J'indiquerai donc, pour répondre à Mme BARANDA, que nos propositions vont tout à fait dans le sens du v?u qu'elle a présenté et du souhait qui a été exprimé par le Maire de Paris et les représentants au Conseil d'administration du Centre d'action sociale.
Nous allons, comme je l'ai indiqué, engager ce travail important de refonte des prestations. D'ores et déjà je voudrais rappeler que sur la réforme de l'allocation "Parents seuls/enfants seuls", un triplement de l'aide sera accordé à hauteur de 800 F ou 122 euros environ, avec son élargissement aux familles de plusieurs enfants, ainsi qu'un relèvement du plafond de ressources de 6.000 à 7.000 F.

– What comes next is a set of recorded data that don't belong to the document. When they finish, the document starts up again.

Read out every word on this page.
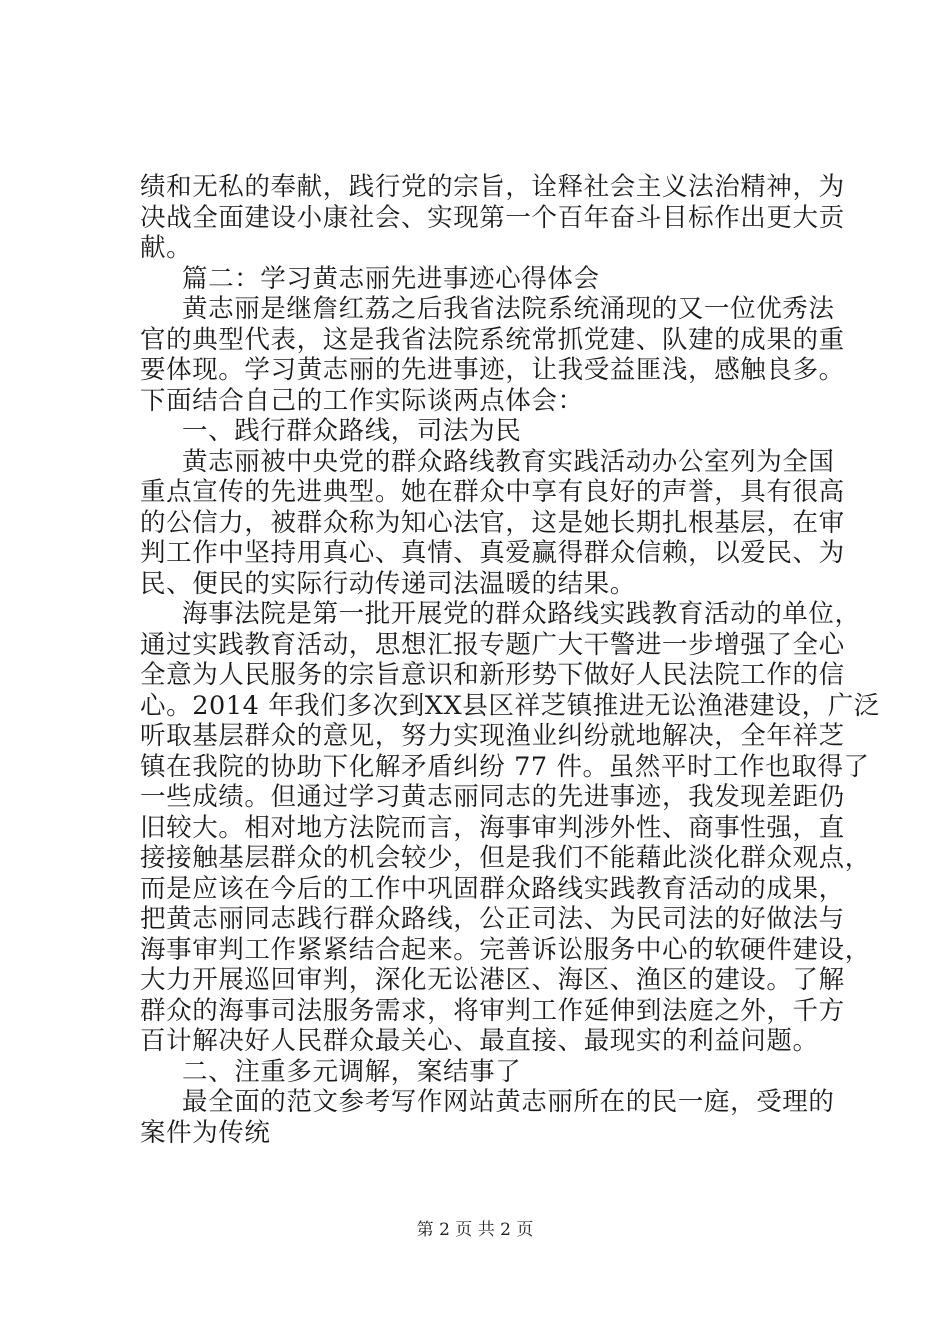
绩和无私的奉献，践行党的宗旨，诠释社会主义法治精神，为
决战全面建设小康社会、实现第一个百年奋斗目标作出更大贡
献。
篇二：学习黄志丽先进事迹心得体会
黄志丽是继詹红荔之后我省法院系统涌现的又一位优秀法
官的典型代表，这是我省法院系统常抓党建、队建的成果的重
要体现。学习黄志丽的先进事迹，让我受益匪浅，感触良多。
下面结合自己的工作实际谈两点体会：
一、践行群众路线，司法为民
黄志丽被中央党的群众路线教育实践活动办公室列为全国
重点宣传的先进典型。她在群众中享有良好的声誉，具有很高
的公信力，被群众称为知心法官，这是她长期扎根基层，在审
判工作中坚持用真心、真情、真爱赢得群众信赖，以爱民、为
民、便民的实际行动传递司法温暖的结果。
海事法院是第一批开展党的群众路线实践教育活动的单位，
通过实践教育活动，思想汇报专题广大干警进一步增强了全心
全意为人民服务的宗旨意识和新形势下做好人民法院工作的信
心。2014 年我们多次到XX县区祥芝镇推进无讼渔港建设，广泛
听取基层群众的意见，努力实现渔业纠纷就地解决，全年祥芝
镇在我院的协助下化解矛盾纠纷 77 件。虽然平时工作也取得了
一些成绩。但通过学习黄志丽同志的先进事迹，我发现差距仍
旧较大。相对地方法院而言，海事审判涉外性、商事性强，直
接接触基层群众的机会较少，但是我们不能藉此淡化群众观点，
而是应该在今后的工作中巩固群众路线实践教育活动的成果，
把黄志丽同志践行群众路线，公正司法、为民司法的好做法与
海事审判工作紧紧结合起来。完善诉讼服务中心的软硬件建设，
大力开展巡回审判，深化无讼港区、海区、渔区的建设。了解
群众的海事司法服务需求，将审判工作延伸到法庭之外，千方
百计解决好人民群众最关心、最直接、最现实的利益问题。
二、注重多元调解，案结事了
最全面的范文参考写作网站黄志丽所在的民一庭，受理的
案件为传统
第 2 页 共 2 页
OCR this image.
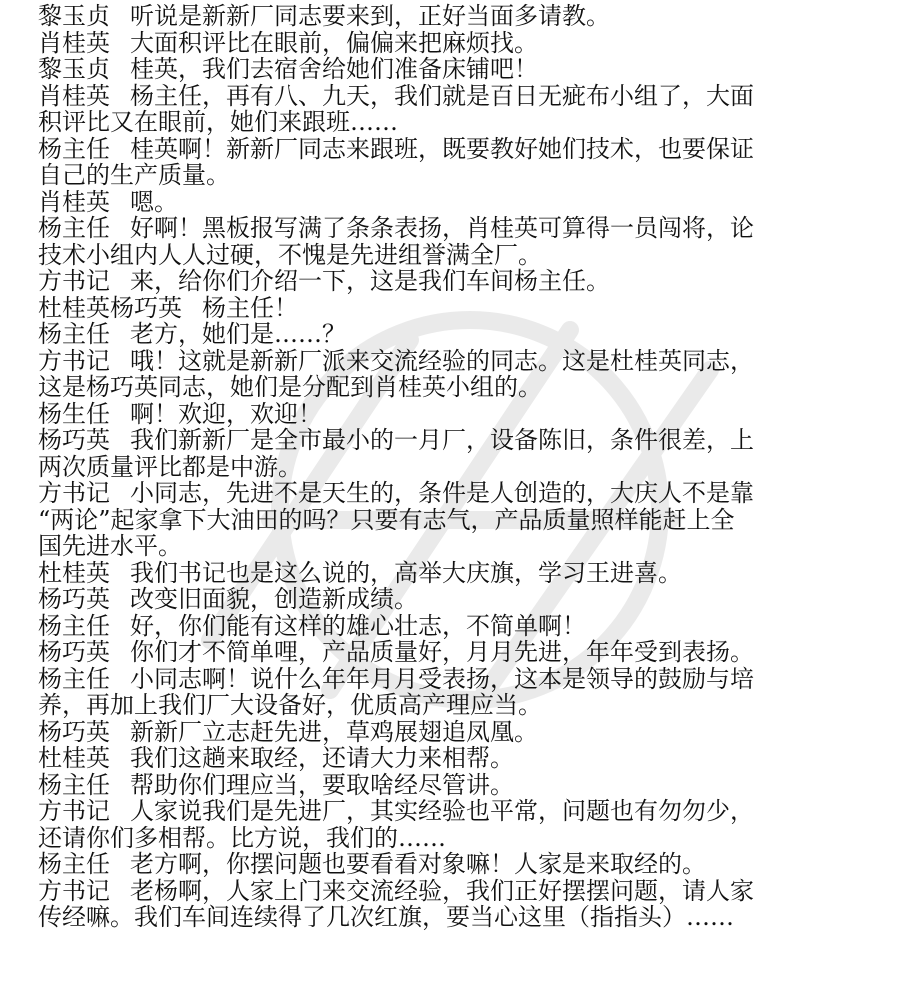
黎玉贞 听说是新新厂同志要来到，正好当面多请教。
肖桂英 大面积评比在眼前，偏偏来把麻烦找。
黎玉贞 桂英，我们去宿舍给她们准备床铺吧！
肖桂英 杨主任，再有八、九天，我们就是百日无疵布小组了，大面
积评比又在眼前，她们来跟班……
杨主任 桂英啊！新新厂同志来跟班，既要教好她们技术，也要保证
自己的生产质量。
肖桂英 嗯。
杨主任 好啊！黑板报写满了条条表扬，肖桂英可算得一员闯将，论
技术小组内人人过硬，不愧是先进组誉满全厂。
方书记 来，给你们介绍一下，这是我们车间杨主任。
杜桂英杨巧英 杨主任！
杨主任 老方，她们是……？
方书记 哦！这就是新新厂派来交流经验的同志。这是杜桂英同志，
这是杨巧英同志，她们是分配到肖桂英小组的。
杨生任 啊！欢迎，欢迎！
杨巧英 我们新新厂是全市最小的一月厂，设备陈旧，条件很差，上
两次质量评比都是中游。
方书记 小同志，先进不是天生的，条件是人创造的，大庆人不是靠
“两论”起家拿下大油田的吗？只要有志气，产品质量照样能赶上全
国先进水平。
杜桂英 我们书记也是这么说的，高举大庆旗，学习王进喜。
杨巧英 改变旧面貌，创造新成绩。
杨主任 好，你们能有这样的雄心壮志，不简单啊！
杨巧英 你们才不简单哩，产品质量好，月月先进，年年受到表扬。
杨主任 小同志啊！说什么年年月月受表扬，这本是领导的鼓励与培
养，再加上我们厂大设备好，优质高产理应当。
杨巧英 新新厂立志赶先进，草鸡展翅追凤凰。
杜桂英 我们这趟来取经，还请大力来相帮。
杨主任 帮助你们理应当，要取啥经尽管讲。
方书记 人家说我们是先进厂，其实经验也平常，问题也有勿勿少，
还请你们多相帮。比方说，我们的……
杨主任 老方啊，你摆问题也要看看对象嘛！人家是来取经的。
方书记 老杨啊，人家上门来交流经验，我们正好摆摆问题，请人家
传经嘛。我们车间连续得了几次红旗，要当心这里（指指头）……
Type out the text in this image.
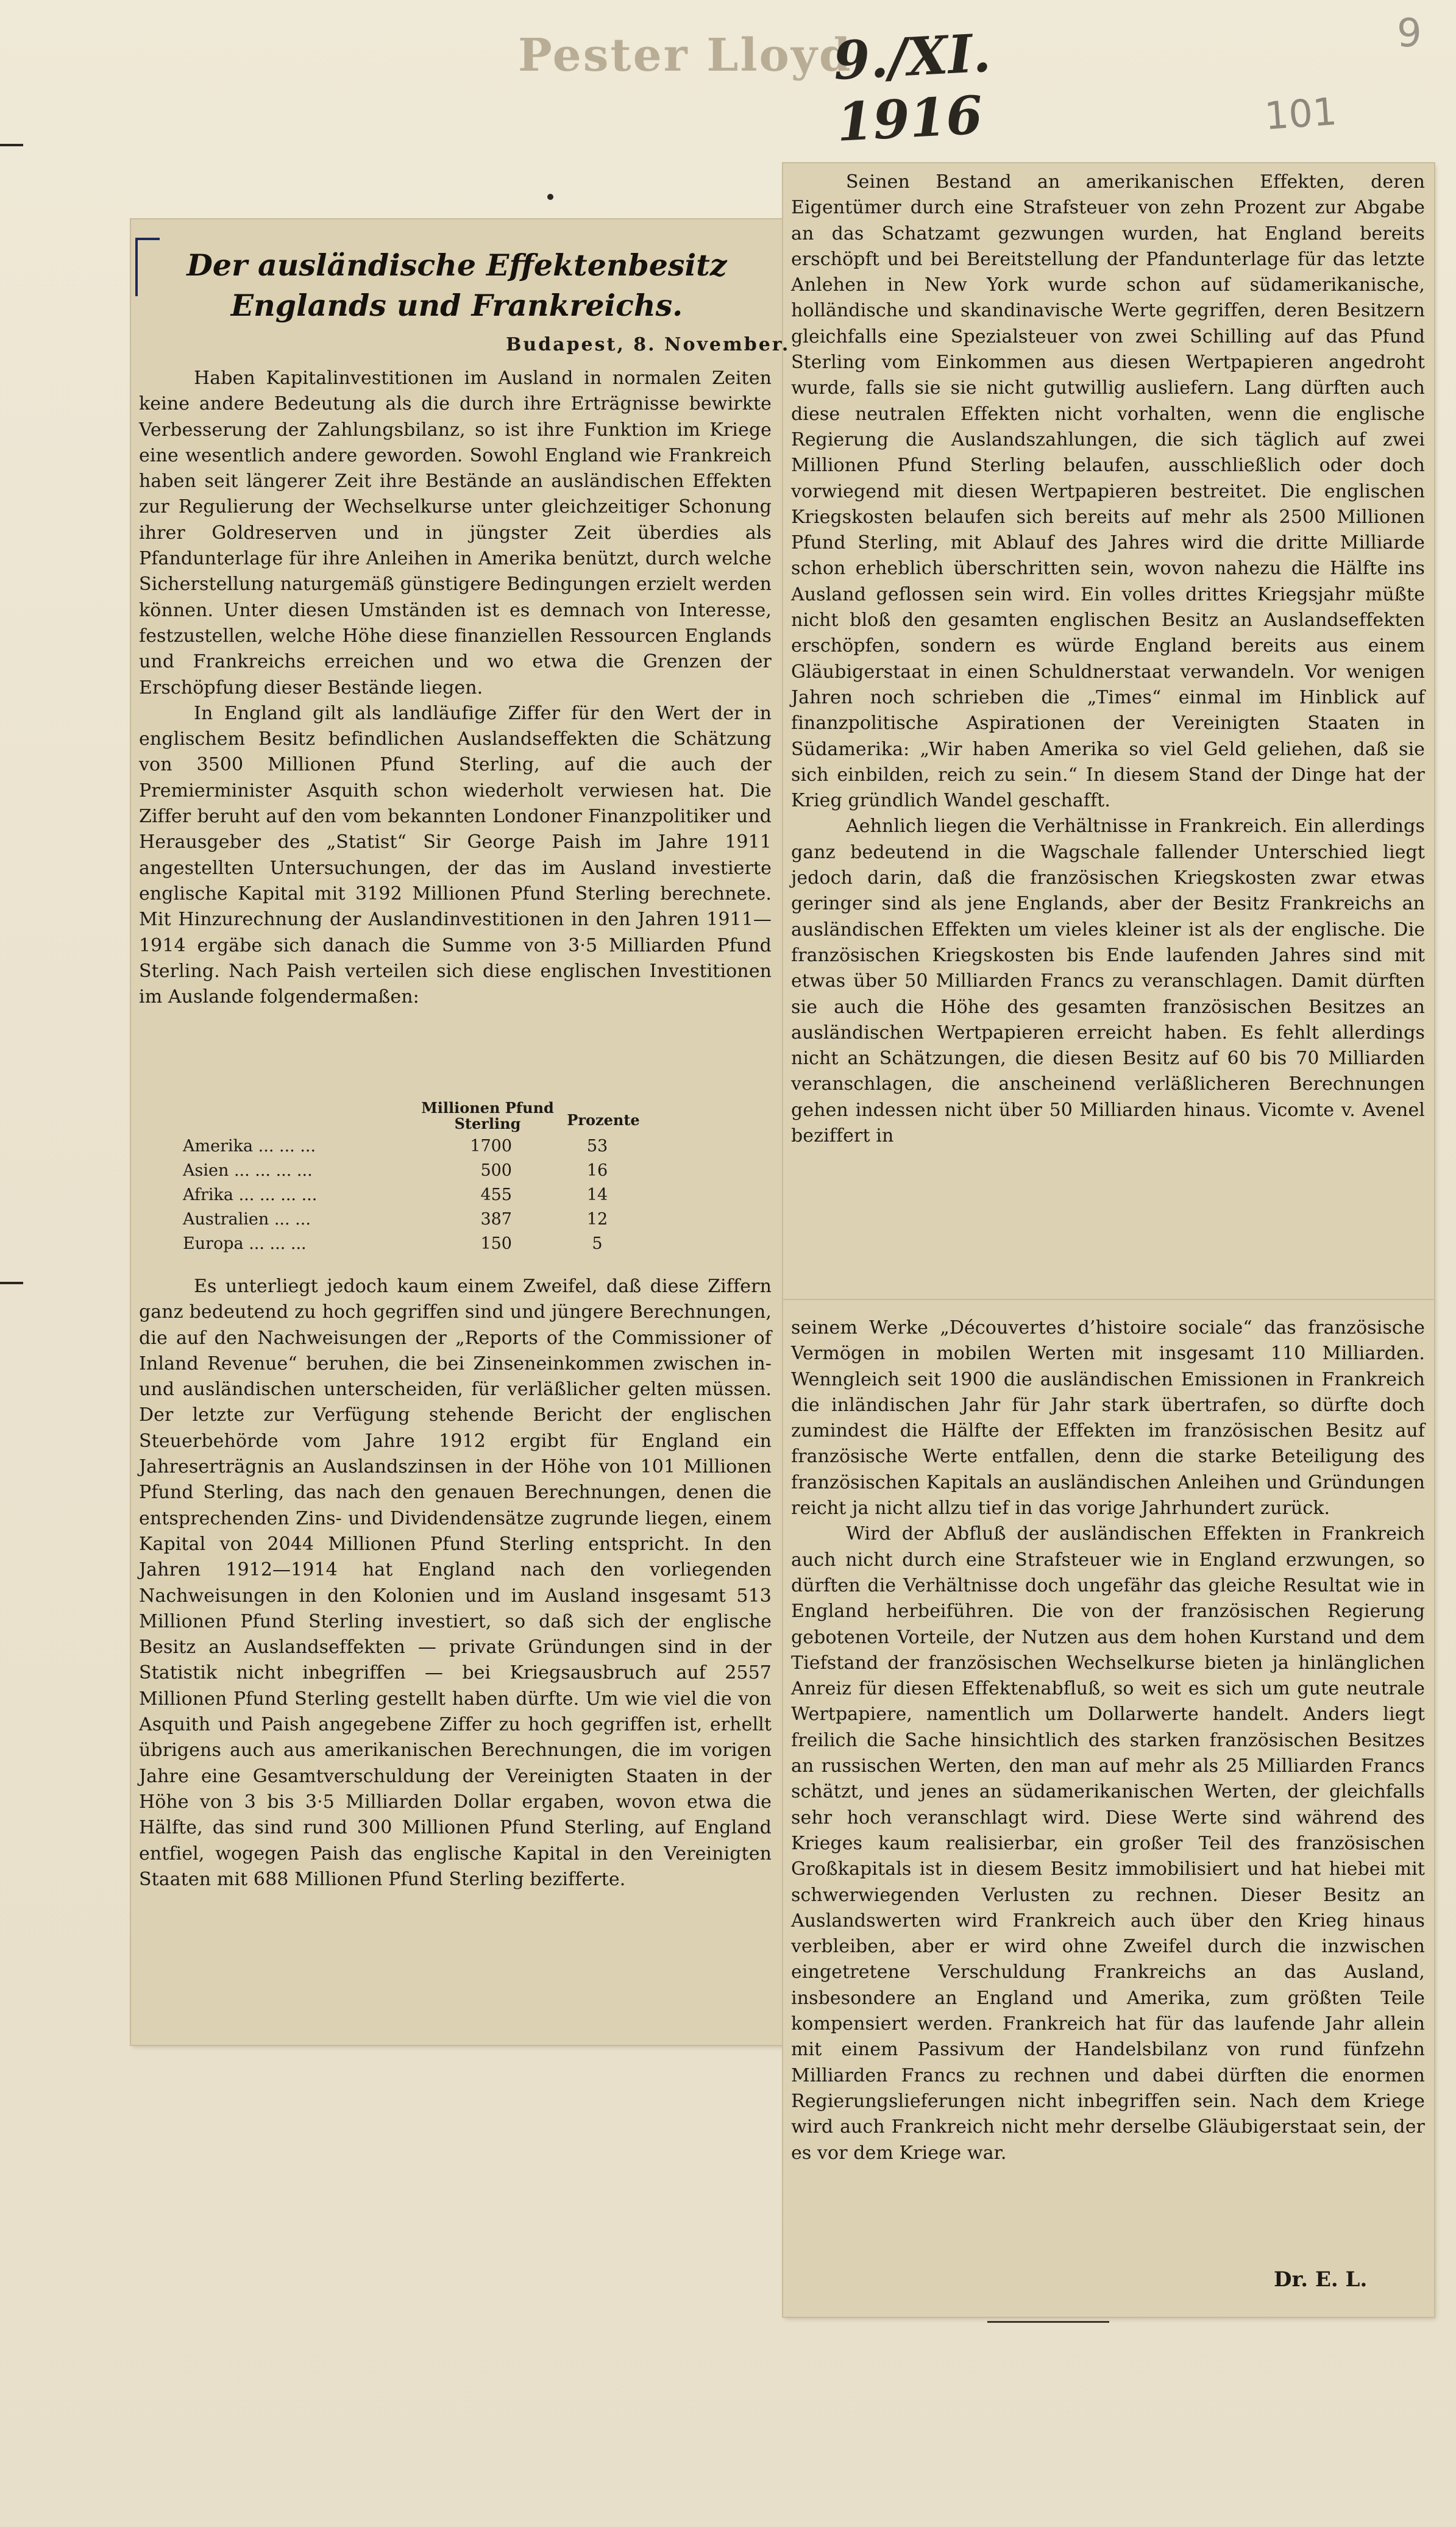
Pester Lloyd
9./XI. 1916
9
101
Der ausländische Effektenbesitz Englands und Frankreichs.
Budapest, 8. November.
Haben Kapitalinvestitionen im Ausland in normalen Zeiten keine andere Bedeutung als die durch ihre Erträgnisse bewirkte Verbesserung der Zahlungsbilanz, so ist ihre Funktion im Kriege eine wesentlich andere geworden. Sowohl England wie Frankreich haben seit längerer Zeit ihre Bestände an ausländischen Effekten zur Regulierung der Wechselkurse unter gleichzeitiger Schonung ihrer Goldreserven und in jüngster Zeit überdies als Pfandunterlage für ihre Anleihen in Amerika benützt, durch welche Sicherstellung naturgemäß günstigere Bedingungen erzielt werden können. Unter diesen Umständen ist es demnach von Interesse, festzustellen, welche Höhe diese finanziellen Ressourcen Englands und Frankreichs erreichen und wo etwa die Grenzen der Erschöpfung dieser Bestände liegen.
In England gilt als landläufige Ziffer für den Wert der in englischem Besitz befindlichen Auslandseffekten die Schätzung von 3500 Millionen Pfund Sterling, auf die auch der Premierminister Asquith schon wiederholt verwiesen hat. Die Ziffer beruht auf den vom bekannten Londoner Finanzpolitiker und Herausgeber des „Statist“ Sir George Paish im Jahre 1911 angestellten Untersuchungen, der das im Ausland investierte englische Kapital mit 3192 Millionen Pfund Sterling berechnete. Mit Hinzurechnung der Auslandinvestitionen in den Jahren 1911—1914 ergäbe sich danach die Summe von 3·5 Milliarden Pfund Sterling. Nach Paish verteilen sich diese englischen Investitionen im Auslande folgendermaßen:
Millionen Pfund Sterling	Prozente
Amerika ... ... ...	1700	53
Asien ... ... ... ...	500	16
Afrika ... ... ... ...	455	14
Australien ... ...	387	12
Europa ... ... ...	150	5
Es unterliegt jedoch kaum einem Zweifel, daß diese Ziffern ganz bedeutend zu hoch gegriffen sind und jüngere Berechnungen, die auf den Nachweisungen der „Reports of the Commissioner of Inland Revenue“ beruhen, die bei Zinseneinkommen zwischen in- und ausländischen unterscheiden, für verläßlicher gelten müssen. Der letzte zur Verfügung stehende Bericht der englischen Steuerbehörde vom Jahre 1912 ergibt für England ein Jahreserträgnis an Auslandszinsen in der Höhe von 101 Millionen Pfund Sterling, das nach den genauen Berechnungen, denen die entsprechenden Zins- und Dividendensätze zugrunde liegen, einem Kapital von 2044 Millionen Pfund Sterling entspricht. In den Jahren 1912—1914 hat England nach den vorliegenden Nachweisungen in den Kolonien und im Ausland insgesamt 513 Millionen Pfund Sterling investiert, so daß sich der englische Besitz an Auslandseffekten — private Gründungen sind in der Statistik nicht inbegriffen — bei Kriegsausbruch auf 2557 Millionen Pfund Sterling gestellt haben dürfte. Um wie viel die von Asquith und Paish angegebene Ziffer zu hoch gegriffen ist, erhellt übrigens auch aus amerikanischen Berechnungen, die im vorigen Jahre eine Gesamtverschuldung der Vereinigten Staaten in der Höhe von 3 bis 3·5 Milliarden Dollar ergaben, wovon etwa die Hälfte, das sind rund 300 Millionen Pfund Sterling, auf England entfiel, wogegen Paish das englische Kapital in den Vereinigten Staaten mit 688 Millionen Pfund Sterling bezifferte.
Seinen Bestand an amerikanischen Effekten, deren Eigentümer durch eine Strafsteuer von zehn Prozent zur Abgabe an das Schatzamt gezwungen wurden, hat England bereits erschöpft und bei Bereitstellung der Pfandunterlage für das letzte Anlehen in New York wurde schon auf südamerikanische, holländische und skandinavische Werte gegriffen, deren Besitzern gleichfalls eine Spezialsteuer von zwei Schilling auf das Pfund Sterling vom Einkommen aus diesen Wertpapieren angedroht wurde, falls sie sie nicht gutwillig ausliefern. Lang dürften auch diese neutralen Effekten nicht vorhalten, wenn die englische Regierung die Auslandszahlungen, die sich täglich auf zwei Millionen Pfund Sterling belaufen, ausschließlich oder doch vorwiegend mit diesen Wertpapieren bestreitet. Die englischen Kriegskosten belaufen sich bereits auf mehr als 2500 Millionen Pfund Sterling, mit Ablauf des Jahres wird die dritte Milliarde schon erheblich überschritten sein, wovon nahezu die Hälfte ins Ausland geflossen sein wird. Ein volles drittes Kriegsjahr müßte nicht bloß den gesamten englischen Besitz an Auslandseffekten erschöpfen, sondern es würde England bereits aus einem Gläubigerstaat in einen Schuldnerstaat verwandeln. Vor wenigen Jahren noch schrieben die „Times“ einmal im Hinblick auf finanzpolitische Aspirationen der Vereinigten Staaten in Südamerika: „Wir haben Amerika so viel Geld geliehen, daß sie sich einbilden, reich zu sein.“ In diesem Stand der Dinge hat der Krieg gründlich Wandel geschafft.
Aehnlich liegen die Verhältnisse in Frankreich. Ein allerdings ganz bedeutend in die Wagschale fallender Unterschied liegt jedoch darin, daß die französischen Kriegskosten zwar etwas geringer sind als jene Englands, aber der Besitz Frankreichs an ausländischen Effekten um vieles kleiner ist als der englische. Die französischen Kriegskosten bis Ende laufenden Jahres sind mit etwas über 50 Milliarden Francs zu veranschlagen. Damit dürften sie auch die Höhe des gesamten französischen Besitzes an ausländischen Wertpapieren erreicht haben. Es fehlt allerdings nicht an Schätzungen, die diesen Besitz auf 60 bis 70 Milliarden veranschlagen, die anscheinend verläßlicheren Berechnungen gehen indessen nicht über 50 Milliarden hinaus. Vicomte v. Avenel beziffert in
seinem Werke „Découvertes d’histoire sociale“ das französische Vermögen in mobilen Werten mit insgesamt 110 Milliarden. Wenngleich seit 1900 die ausländischen Emissionen in Frankreich die inländischen Jahr für Jahr stark übertrafen, so dürfte doch zumindest die Hälfte der Effekten im französischen Besitz auf französische Werte entfallen, denn die starke Beteiligung des französischen Kapitals an ausländischen Anleihen und Gründungen reicht ja nicht allzu tief in das vorige Jahrhundert zurück.
Wird der Abfluß der ausländischen Effekten in Frankreich auch nicht durch eine Strafsteuer wie in England erzwungen, so dürften die Verhältnisse doch ungefähr das gleiche Resultat wie in England herbeiführen. Die von der französischen Regierung gebotenen Vorteile, der Nutzen aus dem hohen Kurstand und dem Tiefstand der französischen Wechselkurse bieten ja hinlänglichen Anreiz für diesen Effektenabfluß, so weit es sich um gute neutrale Wertpapiere, namentlich um Dollarwerte handelt. Anders liegt freilich die Sache hinsichtlich des starken französischen Besitzes an russischen Werten, den man auf mehr als 25 Milliarden Francs schätzt, und jenes an südamerikanischen Werten, der gleichfalls sehr hoch veranschlagt wird. Diese Werte sind während des Krieges kaum realisierbar, ein großer Teil des französischen Großkapitals ist in diesem Besitz immobilisiert und hat hiebei mit schwerwiegenden Verlusten zu rechnen. Dieser Besitz an Auslandswerten wird Frankreich auch über den Krieg hinaus verbleiben, aber er wird ohne Zweifel durch die inzwischen eingetretene Verschuldung Frankreichs an das Ausland, insbesondere an England und Amerika, zum größten Teile kompensiert werden. Frankreich hat für das laufende Jahr allein mit einem Passivum der Handelsbilanz von rund fünfzehn Milliarden Francs zu rechnen und dabei dürften die enormen Regierungslieferungen nicht inbegriffen sein. Nach dem Kriege wird auch Frankreich nicht mehr derselbe Gläubigerstaat sein, der es vor dem Kriege war.
Dr. E. L.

Je pense que ceci devrait satisfaire Mme BAUD.
Comme je l'ai indiqué, nous allons abonder le fonds des avantages tarifaires E.D.F.-G.D.F. en faveur des personnes démunies à hauteur de 457.000 euros environ. Nous solliciterons nos partenaires financeurs, c'est-à-dire E.D.F.-G.D.F. et la DASS pour qu'ils augmentent aussi leurs participations dans des proportions identiques.
Par conséquent, je crois que nous pouvons tout à fait voter le v?u qui a été déposé par Mme BARANDA et ses collègues, et je veux vous assurer que vous pouvez compter sur notre détermination pour amplifier l'effort de la collectivité parisienne en faveur des personnes les plus vulnérables.
(Applaudissements sur les bancs des groupes socialiste et radical de gauche, communiste, du Mouvement des citoyens et "Les Verts").
Mme Martine DURLACH, adjointe, présidente. - Je crois que l'on peut remercier Mme STIEVENARD.
(Applaudissements sur les bancs des groupes socialiste et radical de gauche, communiste, du Mouvement des citoyens et "Les Verts").
La séance est suspendue, nous reprendrons nos travaux à 22 heures 15.